I actually tried that yesterday but it turns out to be more tricky then I thought. You need some adoption in findPeaks or a script which simply redo that step. I will try again over the weekend and report back!
I add a new parameter mzdec to the diffreport function, which is the number of decimals (defaults to 2) in the plot title. Should be build on BioC (version 1.33.17) within the next 24 hours.
I need help in the Interpretation of XCMS-Results, too. For my analysis it was not possible to use the same amount of plant tissue in each sample. Does XCMS compare absolute or relative amounts of substances?
To keep threads clean it's would be best to create a new one instead of posting here, but unfortunately I have no moderation rights to move your posting, so lets keep it here.
Sorry for the late answer, but I was on holiday the last few days.
Quote from: "osuct"
So, points that line up represent peaks from multiple samples that have the same retention time, correct?
Exactly!
Quote from: "osuct"
The y-axis is labeled density. What density is this referring to?
This density is calculated with a "standard" gaussian kernel estimation. By the way the bw parameter from the group function is the smoothing bandwidth for this kernel.
Quote from: "osuct"
I tried to change the mzwid parameter to 0.025 and got a lot more detected features (> 1000) but is there a diagnostic like the group plot to see whether this is too small or too big?
Not a general one, as far as I know. If I want to optimize my parameters I normally look at some specific features and their group plots, also in how many cases the npeaks number is higher than the number of samples, ...
But keep in mind that the mzwid parameter is unfortunately an absolute value, not a relative one. So mzwid= 0.01 could be optimal for m/z 100 - 400, but for 400 - 1000 you need mzwid=0.025 and therefore it must be set to 0.025 in general.
Quote from: "osuct"
Also, for the following figure, does it mean two features (with different two different rt range) are detected because of the two dashed lines? or is it only 1 feature is detected with larger rt range? Why there is only 1 gaussian curve for these two line of points?
As you can see in you groups result, you have only one feature at m/z 76.95. The dashed lines marks here the left and the right end of the rt region, where the feature is defined. So according to the feature, the left line is at 212.638 and the right at 223.605 mzmed mzmin mzmax rtmed rtmin rtmax npeaks 01andQC [5,] 76.95368 76.95315 76.95496 213.623 212.638 223.605 265 239
The width of the gaussian curve depends certainly on the detected peaks but also on the previously mentioned bw parameter. The kernels are scaled such that the bw parameter is the standard deviation of those kernels. So if you know that your chromatography is very stable and the retention time for a feature doesn't change much even over hundreds of samples, then you can decrease the bw parameter. This results in much more narrow curves, which would separate this feature here in two.
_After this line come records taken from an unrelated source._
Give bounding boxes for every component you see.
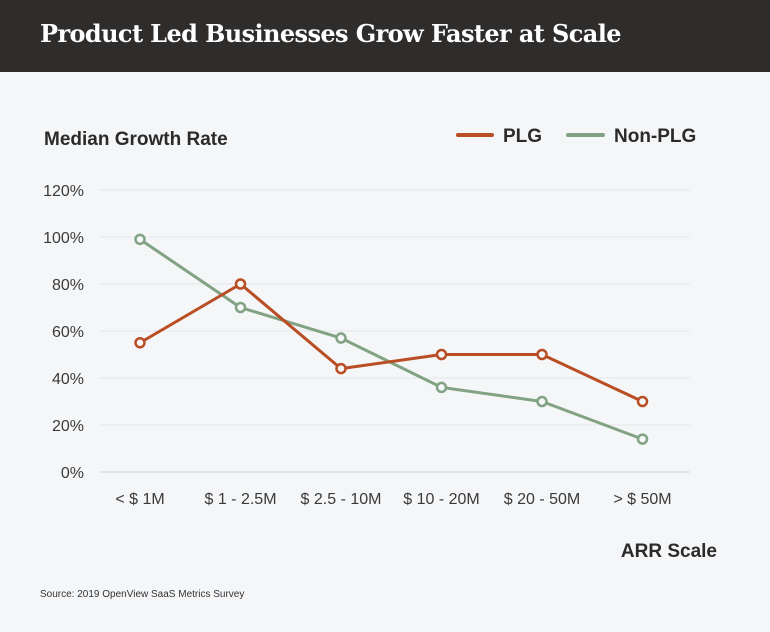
x-tick-label: $ 1 - 2.5M [204,491,276,508]
x-tick-label: $ 2.5 - 10M [301,491,382,508]
legend-label-plg: PLG [503,126,542,147]
data-point-plg [636,395,649,408]
chart-title: Product Led Businesses Grow Faster at Sc… [40,19,622,48]
data-point-non-plg [636,433,649,445]
legend: PLG Non-PLG [456,126,696,147]
y-tick-label: 60% [52,324,84,341]
y-tick-labels: 0% 20% 40% 60% 80% 100% 120% [43,183,84,482]
x-tick-label: $ 20 - 50M [504,491,580,508]
x-axis-label: ARR Scale [621,541,717,562]
data-point-non-plg [335,332,347,344]
data-point-plg [234,278,247,290]
x-tick-label: < $ 1M [115,491,164,508]
data-point-non-plg [536,395,548,408]
x-tick-labels: < $ 1M $ 1 - 2.5M $ 2.5 - 10M $ 10 - 20M $ 2… [115,491,671,508]
data-point-non-plg [435,381,448,394]
x-tick-label: $ 10 - 20M [403,491,479,508]
series-lines [134,233,649,445]
data-point-non-plg [134,233,146,246]
data-point-plg [335,362,347,375]
y-tick-label: 80% [52,277,84,294]
series-line-plg [138,282,644,403]
x-tick-label: > $ 50M [613,491,671,508]
legend-label-non-plg: Non-PLG [614,126,696,147]
y-tick-label: 120% [43,183,84,200]
gridlines [100,189,690,473]
data-point-non-plg [234,301,247,314]
data-point-plg [134,337,146,349]
source-note: Source: 2019 OpenView SaaS Metrics Surve… [40,589,245,600]
y-tick-label: 20% [52,418,84,435]
y-axis-label: Median Growth Rate [44,129,228,150]
y-tick-label: 100% [43,230,84,247]
series-line-non-plg [138,237,644,441]
y-tick-label: 40% [52,371,84,388]
header-bar: Product Led Businesses Grow Faster at Sc… [0,0,770,72]
y-tick-label: 0% [61,465,84,482]
data-point-plg [536,348,548,361]
data-point-plg [435,348,448,361]
line-chart: Median Growth Rate PLG Non-PLG 0% 20% 40% 60… [43,126,717,562]
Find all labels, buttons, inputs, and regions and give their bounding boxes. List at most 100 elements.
the centWave algorithm has a two step feature detection framework. The first step is the detection of connected centroids, which are called ROI (region of interest). If within one scan the selection of a centroid is not distinct, this could be caused by a too large search window (ppm parameter).
If you have not many warnings, you can safely ignore them. If not, then you should lower your ppm parameter.